Orna Bird – long time turtle supporter
Orna Bird is a longstanding supporter of Fauna & Flora International (FFI), having given specifically to our marine turtle, amphibian, Flower Valley and Iberian lynx projects. Orna received an MA in Sociology from the Sorbonne in Paris and then worked in research for several years in different countries. She came to England in 1973 to become a creative artist. Pottery is therefore her second career. Orna trained at the Kensington and Chelsea College and obtained a qualification in Ceramics.
How did your involvement with Fauna & Flora International’s turtle programme begin?

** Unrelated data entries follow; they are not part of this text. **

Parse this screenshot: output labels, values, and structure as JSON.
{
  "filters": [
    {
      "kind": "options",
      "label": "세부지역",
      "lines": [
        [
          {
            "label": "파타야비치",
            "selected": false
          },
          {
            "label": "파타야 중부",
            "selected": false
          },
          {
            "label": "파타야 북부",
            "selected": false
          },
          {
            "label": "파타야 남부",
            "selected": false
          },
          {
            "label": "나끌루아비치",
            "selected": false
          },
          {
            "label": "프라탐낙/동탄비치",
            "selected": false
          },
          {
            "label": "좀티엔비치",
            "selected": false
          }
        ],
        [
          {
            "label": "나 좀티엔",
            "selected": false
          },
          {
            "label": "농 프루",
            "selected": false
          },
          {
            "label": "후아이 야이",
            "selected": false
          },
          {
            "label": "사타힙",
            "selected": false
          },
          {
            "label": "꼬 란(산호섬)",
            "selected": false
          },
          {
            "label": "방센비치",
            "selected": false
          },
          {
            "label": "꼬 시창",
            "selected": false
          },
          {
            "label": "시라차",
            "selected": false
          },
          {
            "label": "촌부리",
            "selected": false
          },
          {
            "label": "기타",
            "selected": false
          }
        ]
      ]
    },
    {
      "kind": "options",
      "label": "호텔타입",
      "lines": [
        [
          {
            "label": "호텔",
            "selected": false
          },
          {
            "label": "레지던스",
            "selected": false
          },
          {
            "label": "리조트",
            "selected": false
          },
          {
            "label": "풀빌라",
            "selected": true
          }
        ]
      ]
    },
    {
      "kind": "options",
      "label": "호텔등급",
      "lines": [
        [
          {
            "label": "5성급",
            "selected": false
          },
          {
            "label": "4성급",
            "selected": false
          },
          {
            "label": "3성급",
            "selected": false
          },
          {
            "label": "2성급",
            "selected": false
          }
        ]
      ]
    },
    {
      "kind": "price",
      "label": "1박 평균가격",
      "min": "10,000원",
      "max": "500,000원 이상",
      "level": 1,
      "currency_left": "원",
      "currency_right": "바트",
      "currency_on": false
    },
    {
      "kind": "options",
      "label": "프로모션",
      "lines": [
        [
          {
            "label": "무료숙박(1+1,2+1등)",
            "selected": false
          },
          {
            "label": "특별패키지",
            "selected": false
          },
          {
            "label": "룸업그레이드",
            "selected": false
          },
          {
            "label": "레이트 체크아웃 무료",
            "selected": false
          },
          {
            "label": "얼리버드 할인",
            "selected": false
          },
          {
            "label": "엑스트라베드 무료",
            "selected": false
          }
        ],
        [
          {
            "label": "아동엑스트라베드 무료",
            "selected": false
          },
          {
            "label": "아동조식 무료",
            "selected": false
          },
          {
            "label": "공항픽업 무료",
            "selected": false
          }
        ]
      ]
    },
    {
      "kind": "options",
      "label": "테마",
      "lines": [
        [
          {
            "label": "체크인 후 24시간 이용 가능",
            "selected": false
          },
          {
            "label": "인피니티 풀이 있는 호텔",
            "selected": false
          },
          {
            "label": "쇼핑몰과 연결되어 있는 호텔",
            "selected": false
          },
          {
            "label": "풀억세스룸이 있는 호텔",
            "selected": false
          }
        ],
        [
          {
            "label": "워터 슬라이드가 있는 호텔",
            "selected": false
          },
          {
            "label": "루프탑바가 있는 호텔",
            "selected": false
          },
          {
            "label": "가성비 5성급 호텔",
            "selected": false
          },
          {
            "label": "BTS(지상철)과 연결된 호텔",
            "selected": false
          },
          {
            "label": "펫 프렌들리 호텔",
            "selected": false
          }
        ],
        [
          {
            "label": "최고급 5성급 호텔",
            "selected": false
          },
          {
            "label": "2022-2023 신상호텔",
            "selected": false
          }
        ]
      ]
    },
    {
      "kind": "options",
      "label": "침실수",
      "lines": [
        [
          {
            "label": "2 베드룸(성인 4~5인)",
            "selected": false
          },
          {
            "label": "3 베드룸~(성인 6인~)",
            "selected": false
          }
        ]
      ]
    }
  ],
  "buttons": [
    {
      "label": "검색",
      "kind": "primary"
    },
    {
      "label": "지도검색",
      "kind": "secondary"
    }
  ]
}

I have always been very interested in wildlife and a keen follower of Sir David Attenborough’s programmes. As time went by, wildlife programmes grew more and more depressing and I felt helpless and unable to do anything about the worsening global situation. And then Sir David had a programme called Survival, and it depicted small projects for saving specific species. I was fascinated by it, and it so happened that at that moment I received a small legacy from an aunt who passed away. I felt that the best use I could have for the money would be to support a project such as I saw on Sir David’s programme. I wrote to him care of the BBC and explained my purpose. Sir David answered very kindly and referred me to Mark Rose at FFI. Mark came to my house and presented me with a whole list of potential projects which I could support. I looked through them all very thoroughly and then decided on the leatherback turtles project.
Did you have a particular passion or interest in turtles before your introduction to FFI?
No, I knew very little about turtles until that moment, although I admit having enjoyed swimming with them in a beautiful lagoon, when visiting Mexico as a young student. But FFI revealed to me the amazing survival of the species which existed on our planet even before the dinosaurs. That really touched my heart and I decided that I had to try and help saving them from extinction.
We understand your daughter is carving a career for herself in conservation. How instrumental do you feel you’ve been in her choices?
My daughter Tania is a very keen conservationist. She is a true idealist dedicated to the cause of trying to save wildlife on this planet. Currently she is in Africa, about to start a PhD. I believe she got her love for animals at home, from a very young age. And perhaps my involvement with FFI further encouraged her in that direction. She however has taken her interest in the field much further than I have, and has devoted her life to it.
What aspect of the programme do you feel most proud of?
I am very proud of the way in which the project, which started as a very small project with very limited resources, has developed into a much bigger project with wider environmental implications. I am saddened by the fact that the turtles are still extremely endangered but am proud of the way in which the local population became involved in the efforts to try and save the turtles. Doing that helped them as well. I am particularly grateful to José Urteaga and all his team for their splendid tireless and ingenious efforts.
What made you choose FFI and continue to support them over the last 10 years?
I chose FFI because I was particularly impressed by the efficiency of your organisation. You are relatively small but that is the key to your success. The money you raise really does go towards your wildlife projects, and is not spent on a huge bureaucratic structure.
Do you have any plans to return to Nicaragua?
I had the best of time in Nicaragua. My experiences on the beach at Chacocente were truly unforgettable. Again I must stress the wonderful welcome I received from José and his team. I would love to repeat the experience and I am sure that one day I will be able to go there again.